Data-driven Assessment of Structural Evolution of RDF Graphs

Tracking #: 2254-3467

Carlos Bobed
Pierre Maillot
Peggy Cellier
Sébastien Ferré1

Responsible editor: 
Claudia d'Amato

Submission type: 
Full Paper
Since the birth of the Semantic Web, numerous knowledge bases have appeared. The applications that exploit them rely on the quality of their data through time. In this regard, one of the main dimensions of data quality is conformance to the expected usage of the vocabulary. However, the vocabulary usage (i.e., how classes and properties are actually populated) can vary from one base to another. Moreover, through time, such usage can evolve within a base and diverges from the previous practices. Methods have been proposed to follow the evolution of a knowledge base by the observation of the changes of their intentional schema (or ontology); however, they do not capture the evolution of their actual data, which can vary greatly in practice. In this paper, we propose a data-driven approach to assess the global evolution of vocabulary usage in large RDF graphs. Our proposal relies on two structural measures defined at different granularities (dataset vs update), which are based on pattern mining techniques. We have performed a thorough experimentation which shows that our approach is scalable, and can capture structural evolution through time of both synthetic (LUBM) and real knowledge bases (different snapshots and updates of DBpedia).
Full PDF Version: 


Solicited Reviews:
Click to Expand/Collapse
Review #1
Anonymous submitted on 11/Aug/2019
Review Comment:

The authors addressed all my comments. With the new version all my concerns have been resolved and I recommend the article to be accepted for publication.

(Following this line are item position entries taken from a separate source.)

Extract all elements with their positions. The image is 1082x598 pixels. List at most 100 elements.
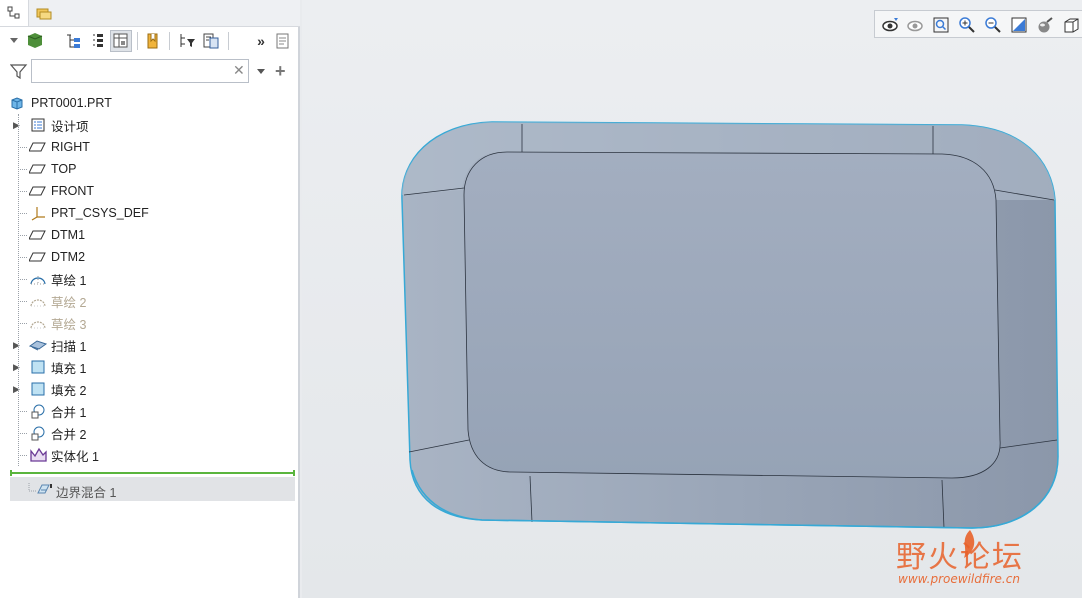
tree-item[interactable]: ▶ 设计项	[0, 114, 298, 136]
tree-item[interactable]: ▶ 扫描 1	[0, 334, 298, 356]
close-icon[interactable]: ✕	[233, 62, 245, 79]
tree-connector	[18, 235, 27, 236]
tree-item[interactable]: 草绘 2	[0, 290, 298, 312]
watermark-url: www.proewildfire.cn	[898, 572, 1020, 586]
tree-item[interactable]: ▶ 填充 1	[0, 356, 298, 378]
tree-item-label: TOP	[51, 162, 77, 176]
notes-button[interactable]	[272, 30, 294, 52]
tree-item-label: 草绘 2	[51, 295, 87, 310]
cube-filter-icon	[10, 33, 43, 48]
tree-columns-button[interactable]	[62, 30, 84, 52]
tree-item-label: 草绘 1	[51, 273, 87, 288]
notes-icon	[276, 33, 289, 49]
model-properties-button[interactable]	[200, 30, 222, 52]
solidify-icon	[29, 446, 47, 464]
tab-model-tree[interactable]	[0, 0, 29, 26]
properties-icon	[203, 33, 219, 49]
tree-filter-icon	[180, 34, 195, 47]
tree-connector	[18, 411, 27, 412]
tree-filter-button[interactable]	[176, 30, 198, 52]
chevron-down-icon[interactable]	[256, 68, 266, 76]
tree-connector	[18, 433, 27, 434]
repaint-button[interactable]	[1008, 14, 1030, 36]
tree-item[interactable]: 合并 2	[0, 422, 298, 444]
tree-item-label: 填充 1	[51, 361, 87, 376]
tree-icon	[7, 6, 20, 19]
sketch-icon	[29, 270, 47, 288]
sketch-icon	[29, 292, 47, 310]
folder-icon	[36, 8, 52, 20]
csys-icon	[29, 204, 47, 222]
tree-toolbar: »	[0, 28, 300, 58]
tree-root[interactable]: PRT0001.PRT	[0, 92, 298, 114]
tree-item[interactable]: DTM2	[0, 246, 298, 268]
named-views-button[interactable]	[1060, 14, 1082, 36]
tree-connector	[18, 323, 27, 324]
tree-connector	[18, 114, 19, 466]
tree-item[interactable]: 实体化 1	[0, 444, 298, 466]
panel-tabs	[0, 0, 300, 27]
refit-button[interactable]	[930, 14, 952, 36]
zoom-in-button[interactable]	[956, 14, 978, 36]
part-icon	[8, 94, 26, 112]
tree-connector	[18, 191, 27, 192]
model-top-face	[463, 151, 1001, 479]
tree-connector	[18, 213, 27, 214]
tree-item-label: DTM2	[51, 250, 86, 264]
tree-item[interactable]: ▶ 填充 2	[0, 378, 298, 400]
bookmark-icon	[147, 33, 158, 49]
tree-connector	[18, 169, 27, 170]
double-chevron-icon: »	[257, 33, 265, 49]
tree-item[interactable]: RIGHT	[0, 136, 298, 158]
tree-connector	[18, 279, 27, 280]
tree-item[interactable]: PRT_CSYS_DEF	[0, 202, 298, 224]
tree-item-label: 实体化 1	[51, 449, 99, 464]
insert-here-marker[interactable]	[10, 470, 295, 476]
watermark-logo: 野火论坛 www.proewildfire.cn	[896, 528, 1076, 588]
tree-item-label: 设计项	[51, 119, 89, 134]
shading-icon	[1038, 17, 1053, 33]
tree-item-label: PRT_CSYS_DEF	[51, 206, 149, 220]
tree-item-label: 填充 2	[51, 383, 87, 398]
tree-item[interactable]: FRONT	[0, 180, 298, 202]
display-filter-button[interactable]	[8, 30, 44, 52]
tree-item[interactable]: DTM1	[0, 224, 298, 246]
eye-icon	[882, 18, 898, 32]
tree-connector	[18, 147, 27, 148]
funnel-icon	[10, 64, 28, 80]
model-render	[401, 121, 1059, 529]
add-icon[interactable]: +	[275, 61, 286, 82]
datum-plane-icon	[29, 248, 47, 266]
merge-icon	[29, 424, 47, 442]
datum-plane-icon	[29, 182, 47, 200]
layers-icon	[29, 116, 47, 134]
tree-item-label: 合并 2	[51, 427, 87, 442]
fill-icon	[29, 380, 47, 398]
search-input[interactable]	[31, 59, 249, 83]
expand-tree-button[interactable]	[86, 30, 108, 52]
show-columns-button[interactable]	[110, 30, 132, 52]
more-button[interactable]: »	[250, 30, 272, 52]
datum-plane-icon	[29, 138, 47, 156]
saved-views-button[interactable]	[879, 14, 901, 36]
settings-button[interactable]	[142, 30, 164, 52]
tree-item[interactable]: TOP	[0, 158, 298, 180]
graphics-viewport[interactable]	[302, 0, 1082, 598]
tree-item[interactable]: 草绘 3	[0, 312, 298, 334]
tab-folder-browser[interactable]	[30, 0, 58, 26]
tree-item-label: 边界混合 1	[56, 486, 117, 500]
hidden-views-button[interactable]	[904, 14, 926, 36]
tree-item-label: FRONT	[51, 184, 95, 198]
display-style-button[interactable]	[1034, 14, 1056, 36]
zoom-out-icon	[985, 17, 1001, 33]
tree-connector	[18, 301, 27, 302]
search-row: ✕ +	[0, 58, 300, 88]
tree-item-label: 扫描 1	[51, 339, 87, 354]
zoom-out-button[interactable]	[982, 14, 1004, 36]
view-toolbar	[874, 10, 1082, 38]
tree-item[interactable]: 合并 1	[0, 400, 298, 422]
tree-root-label: PRT0001.PRT	[31, 96, 112, 110]
table-icon	[113, 33, 128, 48]
tree-item-suppressed[interactable]: 边界混合 1	[10, 477, 295, 501]
tree-item[interactable]: 草绘 1	[0, 268, 298, 290]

The authors added a comparison to one related approach, i.e., RDF2vec, which strengthens the claims. Maybe the authors could add more details in the discussion of this approach compared to their approach, at the end of section 6.2.4.
Furthermore, the authors provide more details about the related approaches and how the proposed approach differs from them.
The authors added section 5.3. which describes 3 real-world applications of their proposed approach, which furthermore strengthens the paper.

Review #2
By Ilaria Tiddi submitted on 04/Sep/2019
Review Comment:

I am quite happy with the author's new version. All my comments were thoroughly addressed and so were the one's of the others' reviewers (at least to my eyes).

I think the new edits (particularly use-cases and additional evaluations) significantly improve the paper, which I now recommend for acceptance.

Review #3
By Jedrzej Potoniec submitted on 09/Sep/2019
Review Comment:

The paper is a revision of an earlier manuscript and my high opinion about its originality holds. The experimental evaluation and the quality of writing substantially improved. In particular, new experiment comparing with rdf2vec was introduced and the results are favorable to the proposed approach.

Quality of writing is very good now and the paper reads well. In particular, missing explanations were added and confusing shortcuts removed. I thank the authors for all the effort the put in addressing my remarks, throughout the paper and in the cover letter.

Overall, I am satisfied with the current shape of the paper and find it suitable for publication.